Routers operate in the physical, data link and network layers of the OSI model. The Internet is a combination of networks connected by routers. When a datagram goes from a source to a destination, it will probably pass through many routers until it reaches the router attached to the destination network. Routers determine the path a packet should take. Routers relay packets among multiple interconnected networks. In particular, an IP router forwards IP datagrams among the networks to which it connects. A router uses the destination address on a datagram to choose a next-hop to which it forwards the datagram. A packet sent from a station on one network to a station on a neighbouring network goes first to a jointly held router, which switches it over the destination network. In fact, the easiest way to build the Internet is to connect two or more networks with a router. Routers provide connections to many different types of physical networks: Ethernet, token ring, point-to-point links, FDDI and so on.

• The routing module receives an IP packet from the processing module. If the packet is to be forwarded, it should be passed to the routing module. It finds the IP address of the next station along with the interface number from which the packet should be sent. It then sends the packet with information to the fragmentation module. The fragmentation module consults the MTU table to find the maximum transfer unit (MTU) for the specific interface number.

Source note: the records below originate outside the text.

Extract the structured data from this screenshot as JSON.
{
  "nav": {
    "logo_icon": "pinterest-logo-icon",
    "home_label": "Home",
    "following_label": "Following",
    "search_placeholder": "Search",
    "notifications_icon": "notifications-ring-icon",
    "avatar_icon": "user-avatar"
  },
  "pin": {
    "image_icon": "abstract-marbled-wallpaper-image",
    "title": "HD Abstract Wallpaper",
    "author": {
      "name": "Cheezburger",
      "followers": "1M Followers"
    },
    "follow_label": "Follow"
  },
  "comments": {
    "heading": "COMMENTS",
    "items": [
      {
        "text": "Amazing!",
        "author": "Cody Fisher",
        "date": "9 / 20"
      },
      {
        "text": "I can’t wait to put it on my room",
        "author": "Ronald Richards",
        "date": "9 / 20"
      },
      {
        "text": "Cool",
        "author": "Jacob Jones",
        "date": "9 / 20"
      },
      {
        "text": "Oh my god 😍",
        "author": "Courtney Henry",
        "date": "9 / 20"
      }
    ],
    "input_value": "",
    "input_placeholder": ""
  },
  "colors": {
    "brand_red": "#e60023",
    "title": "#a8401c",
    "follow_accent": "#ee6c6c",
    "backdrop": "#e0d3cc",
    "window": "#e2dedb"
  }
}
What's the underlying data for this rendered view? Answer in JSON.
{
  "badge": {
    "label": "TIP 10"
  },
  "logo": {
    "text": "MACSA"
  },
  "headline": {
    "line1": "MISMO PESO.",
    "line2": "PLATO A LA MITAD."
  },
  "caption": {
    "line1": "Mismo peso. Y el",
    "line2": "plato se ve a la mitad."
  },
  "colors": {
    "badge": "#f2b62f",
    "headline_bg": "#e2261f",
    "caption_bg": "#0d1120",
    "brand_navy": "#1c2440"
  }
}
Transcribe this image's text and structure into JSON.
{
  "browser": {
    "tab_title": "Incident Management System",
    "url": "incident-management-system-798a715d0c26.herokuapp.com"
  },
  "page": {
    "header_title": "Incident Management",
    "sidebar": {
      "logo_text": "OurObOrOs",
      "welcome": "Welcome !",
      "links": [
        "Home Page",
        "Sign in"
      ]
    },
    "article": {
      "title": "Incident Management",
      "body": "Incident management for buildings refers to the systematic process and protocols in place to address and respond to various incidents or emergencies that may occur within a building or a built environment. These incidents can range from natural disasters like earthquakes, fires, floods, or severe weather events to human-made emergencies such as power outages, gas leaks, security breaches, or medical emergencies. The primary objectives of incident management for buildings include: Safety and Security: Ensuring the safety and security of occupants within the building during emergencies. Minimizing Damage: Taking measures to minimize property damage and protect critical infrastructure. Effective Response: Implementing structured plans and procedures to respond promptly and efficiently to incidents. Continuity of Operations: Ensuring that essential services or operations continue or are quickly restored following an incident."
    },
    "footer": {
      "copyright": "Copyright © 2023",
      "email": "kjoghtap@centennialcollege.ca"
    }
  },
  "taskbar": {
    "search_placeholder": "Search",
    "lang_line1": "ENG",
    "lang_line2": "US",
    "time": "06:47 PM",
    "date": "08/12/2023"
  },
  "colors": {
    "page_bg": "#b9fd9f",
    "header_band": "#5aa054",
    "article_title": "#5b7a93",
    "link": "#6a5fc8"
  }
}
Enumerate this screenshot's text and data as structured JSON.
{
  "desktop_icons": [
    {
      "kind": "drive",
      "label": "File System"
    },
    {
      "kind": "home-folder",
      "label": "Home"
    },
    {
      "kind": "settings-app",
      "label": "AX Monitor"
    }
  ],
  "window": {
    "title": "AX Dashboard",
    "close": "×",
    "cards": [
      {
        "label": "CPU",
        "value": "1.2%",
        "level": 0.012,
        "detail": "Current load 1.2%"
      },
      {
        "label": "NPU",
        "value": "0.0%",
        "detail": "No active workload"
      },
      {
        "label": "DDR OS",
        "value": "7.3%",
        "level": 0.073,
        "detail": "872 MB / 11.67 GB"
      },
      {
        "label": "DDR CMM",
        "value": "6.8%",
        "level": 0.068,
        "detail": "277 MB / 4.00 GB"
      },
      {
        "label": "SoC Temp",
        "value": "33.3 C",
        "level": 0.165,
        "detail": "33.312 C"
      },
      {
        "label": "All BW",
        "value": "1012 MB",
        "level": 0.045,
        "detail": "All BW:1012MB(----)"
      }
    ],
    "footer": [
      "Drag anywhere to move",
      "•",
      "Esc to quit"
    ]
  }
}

• The routing table is used by the routing module to determine the next-hop address of the packet. Every router keeps a routing table that has one entry for each destination network. The entry consists of the destination network IP address, the shortest distance to reach the destination in hop count, and the next router (next hop) to which the packet should be delivered to reach its final destination. The hop count is the number of networks a packet enters to reach its final destination. A router should have a routing table to consult when a packet is ready to be forwarded. The routing table should specify the optimum path for the packet. The table can be either static or dynamic. A static table is one that is not changed frequently, but a dynamic table is one that is updated automatically when there is a change somewhere in the Internet. Today, the Internet needs dynamic routing tables.

• A metric is a cost assigned for passing through a network. The total metric of a particular router is equal to the sum of the metrics of networks that comprise the route. A router chooses the route with the shortest (smallest value) metric. The metric assigned to each network depends on the type of protocol. The Routing Information Protocol (RIP) treats each network as one hop count. So if a packet passes through 10 networks to reach the destination, the total cost is 10 hop counts. The Open Shortest Path First protocol (OSPF) allows the administrator to assign a cost for passing through a network based on the type of service required. A route through a network can have different metrics (costs). OSPF allows each router to have several routing tables based on the required type of service.